“An attack on one who serves is an attack on all who serve,” said House Speaker John Boehner (R-Ohio) in a statement on the January 8 shooting of Democratic Rep. Gabrielle Giffords (D-Ariz.). “Acts and threats of violence against public officials have no place in our society. …This is a sad day for our country.”
This from the man who, upon assuming the Speakership, said his first priority was repealing President Obama’s healthcare reform bill. It was this bill that Giffords had supported against bitter attacks and death threats from Republican Tea Party members.
And from former Alaska Governor Sarah Palin–whose SarahPAC page, until the day of the shooting, depicted a map featuring cross-hairs over Giffords’ district: “My sincere condolences are offered to the family of Rep. Gabrielle Giffords and the other victims of today’s tragic shooting in Arizona. On behalf of Todd and my family, we all pray for the victims and their families, and for peace and justice.”

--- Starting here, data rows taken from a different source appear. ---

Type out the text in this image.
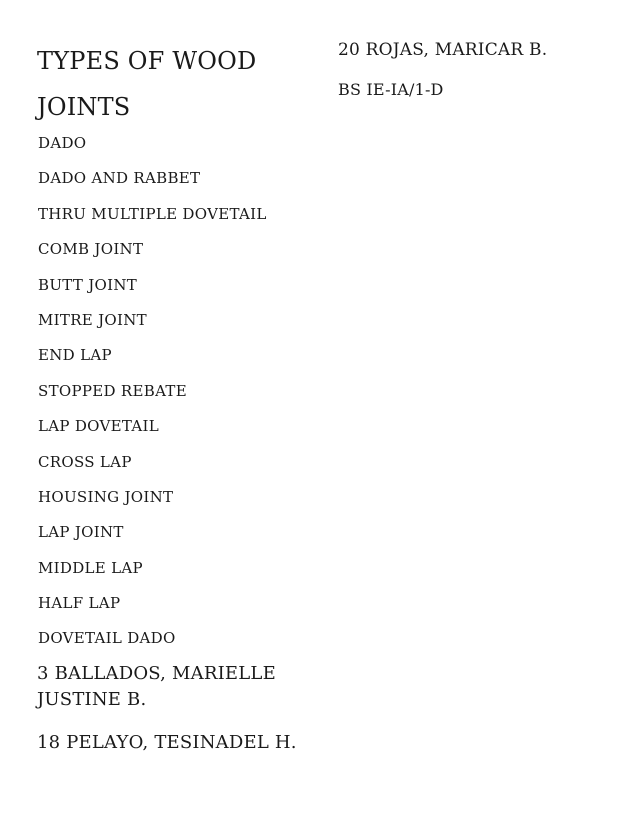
TYPES OF WOOD
JOINTS
DADO
DADO AND RABBET
THRU MULTIPLE DOVETAIL
COMB JOINT
BUTT JOINT
MITRE JOINT
END LAP
STOPPED REBATE
LAP DOVETAIL
CROSS LAP
HOUSING JOINT
LAP JOINT
MIDDLE LAP
HALF LAP
DOVETAIL DADO

3 BALLADOS, MARIELLE
JUSTINE B.

18 PELAYO, TESINADEL H.

20 ROJAS, MARICAR B.
BS IE-IA/1-D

The shooting of Giffords–or some other Democratic legislator– was, in fact, entirely predictable. Among those who warned of such needless tragedy was Rep. Anthony Weiner (D-N.Y.).

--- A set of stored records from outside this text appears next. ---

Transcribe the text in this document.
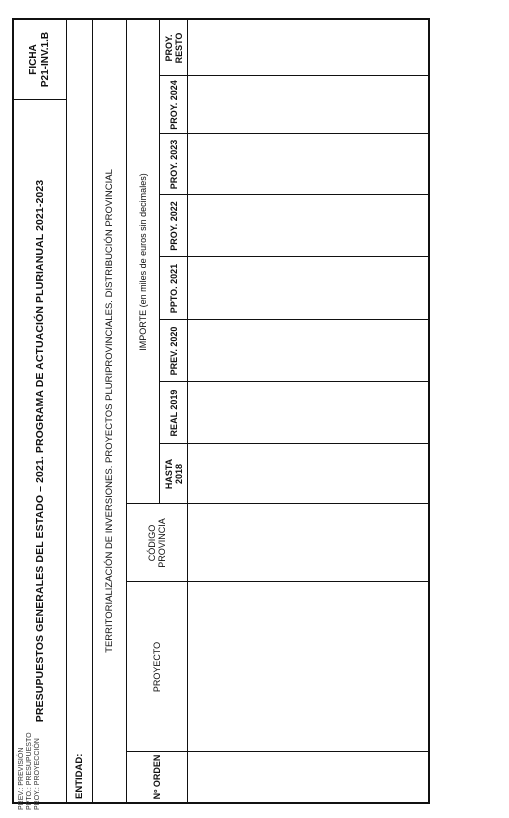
PRESUPUESTOS GENERALES DEL ESTADO – 2021. PROGRAMA DE ACTUACIÓN PLURIANUAL 2021-2023
FICHA P21-INV.1.B
ENTIDAD:
TERRITORIALIZACIÓN DE INVERSIONES. PROYECTOS PLURIPROVINCIALES. DISTRIBUCIÓN PROVINCIAL
Nº ORDEN
PROYECTO
CÓDIGO PROVINCIA
IMPORTE (en miles de euros sin decimales)
HASTA 2018
REAL 2019
PREV. 2020
PPTO. 2021
PROY. 2022
PROY. 2023
PROY. 2024
PROY. RESTO
PREV.: PREVISIÓN PPTO.: PRESUPUESTO PROY.: PROYECCIÓN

“When Sarah Palin uses gun analogies and gun imagery when she makes her political point, she may believe that she’s engaging in metaphor,” said Weiner, who received an envelope of suspicious powder at his office. “But there are too many people who have twisted minds who might think that she’s being literal.”
Giffords may have seen the spectre of violence closing in on her. In April, 2010, she supported Rep. Raúl Grijalva after he had to close two offices when he and his staff received threats. He had called for a boycott of Arizona businesses in opposition to the state’s controversial immigration law.

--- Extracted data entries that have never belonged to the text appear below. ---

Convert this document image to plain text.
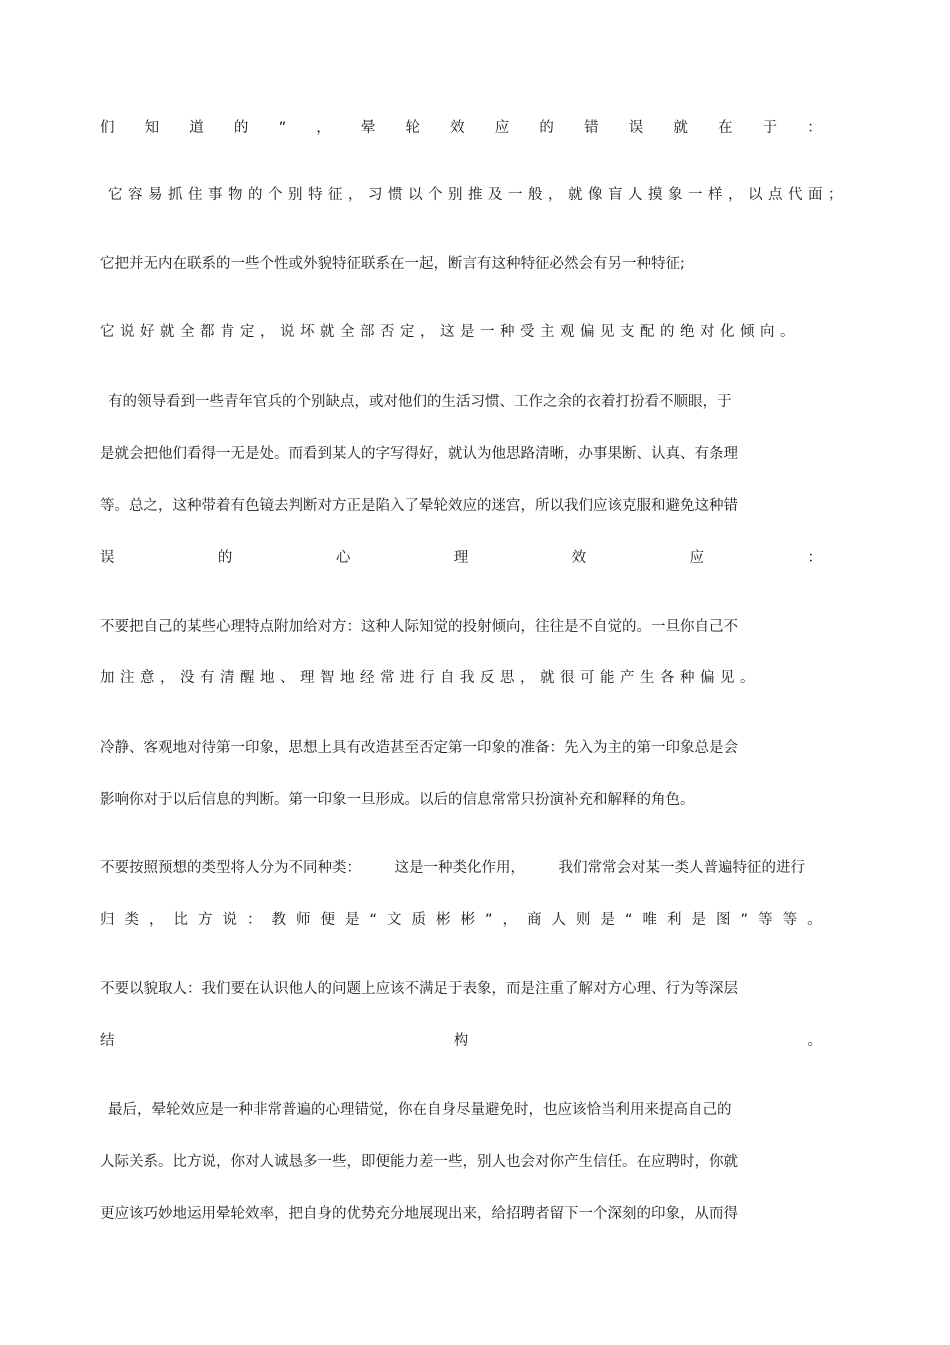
们 知 道 的 ” ， 晕 轮 效 应 的 错 误 就 在 于 ：
它容易抓住事物的个别特征，习惯以个别推及一般，就像盲人摸象一样，以点代面；
它把并无内在联系的一些个性或外貌特征联系在一起，断言有这种特征必然会有另一种特征;
它说好就全都肯定，说坏就全部否定，这是一种受主观偏见支配的绝对化倾向。
有的领导看到一些青年官兵的个别缺点，或对他们的生活习惯、工作之余的衣着打扮看不顺眼，于
是就会把他们看得一无是处。而看到某人的字写得好，就认为他思路清晰，办事果断、认真、有条理
等。总之，这种带着有色镜去判断对方正是陷入了晕轮效应的迷宫，所以我们应该克服和避免这种错
误	的	心	理	效	应	：
不要把自己的某些心理特点附加给对方：这种人际知觉的投射倾向，往往是不自觉的。一旦你自己不
加注意，没有清醒地、理智地经常进行自我反思，就很可能产生各种偏见。
冷静、客观地对待第一印象，思想上具有改造甚至否定第一印象的准备：先入为主的第一印象总是会
影响你对于以后信息的判断。第一印象一旦形成。以后的信息常常只扮演补充和解释的角色。
不要按照预想的类型将人分为不同种类： 这是一种类化作用， 我们常常会对某一类人普遍特征的进行
归 类 ， 比 方 说 ： 教 师 便 是 “ 文 质 彬 彬 ” ， 商 人 则 是 “ 唯 利 是 图 ” 等 等 。
不要以貌取人：我们要在认识他人的问题上应该不满足于表象，而是注重了解对方心理、行为等深层
结	构	。
最后，晕轮效应是一种非常普遍的心理错觉，你在自身尽量避免时，也应该恰当利用来提高自己的
人际关系。比方说，你对人诚恳多一些，即便能力差一些，别人也会对你产生信任。在应聘时，你就
更应该巧妙地运用晕轮效率，把自身的优势充分地展现出来，给招聘者留下一个深刻的印象，从而得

“I am deeply troubled about reports that Congressman Grijalva and members of his staff have been subjected to death threats,” Giffords said. “This is not how we, as Americans, express our political differences. Intimidation has no place in our representative democracy. Such acts only make it more difficult for us to resolve our differences.”
But intimidation–and worse–does have a place among the tactics used by influential Republicans in the pursuit of absolute power:
• Rep. Randy Neugebauer (R-Tex.) yelled “baby killer” at Bart Stupak (D-Mich.) on the House floor.
• Florida GOP Congressional candidate Allen West, referring to his Democratic opponent, Rep. Ron Klein, told Tea Party activists: “You’ve got to make the fellow scared to come out of his house. That’s the only way that you’re going to win. That’s the only way you’re going to get these people’s attention.”
• Rep. Devin Nunes (R-CA) said Tea Partiers had “every right” to use racist and homophobic slurs against Democrats, chalking it all up to Democrats’ “totalitarian tactics.”
• Rep. Michele Bachmann (R-Minn.) said she wants her constituents “armed and dangerous” against the Obama administration.
• Sarah Palin told her supporters: “Get in their face and argue with them. No matter how tough it gets, never retreat, instead RELOAD!”
• Right-wing pundit Ann Coulter: “My only regret with Timothy McVeigh is he did not go to the New York Times building.”
• Senator Phil Gramm (R-Tex.): “We’re going to keep building the party until we’re hunting Democrats with dogs.”
• Rep. Louise M. Slaughter (D-N.Y.) received a phone message threatening sniper attacks against lawmakers and their families.
• Rep. James E. Clyburn (D-S.C.) the highest-ranking black lawmaker in the House, said he received an anonymous fax showing the image of a noose.
For more than 50 years, Republicans have vilified government–except, of course, when they are running it. (Then they have demanded absolute obedience and utmost devotion. When a member of the Dixie Chicks said she was ashamed that George W. Bush came from her home state of Texas, the group found itself facing boycotts and death threats.)
They have sought to convince Americans that Democrats are at least potential traitors, if not actual ones, ready to sell out the nation to the Communist menace.
(During the 1992 Presidential election, Republicans sought to paint Bill Clinton as a brainwashed “Manchurian candidate,” owing to a visit he had taken to the Soviet Union during his college years.)
After the Soviet Union collapsed in 1991, they tried to persuade voters that the Democrats were “soft on crime.” When riots flared in 1992 after the acquittal of the LAPD officers who had savagely beaten Rodney King, President George H.W. Bush blamed the carnage on the “Great Society” programs of the Lyndon Johnson era.
When President Barack Obama set out to provide healthcare fo all Americans–and not simply the wealthy–Republicans tried to convince voters that he would use healthcare reform to murder vast numbers of their fellows (via “death panels,” in Sarah Palin’s infamous phrase).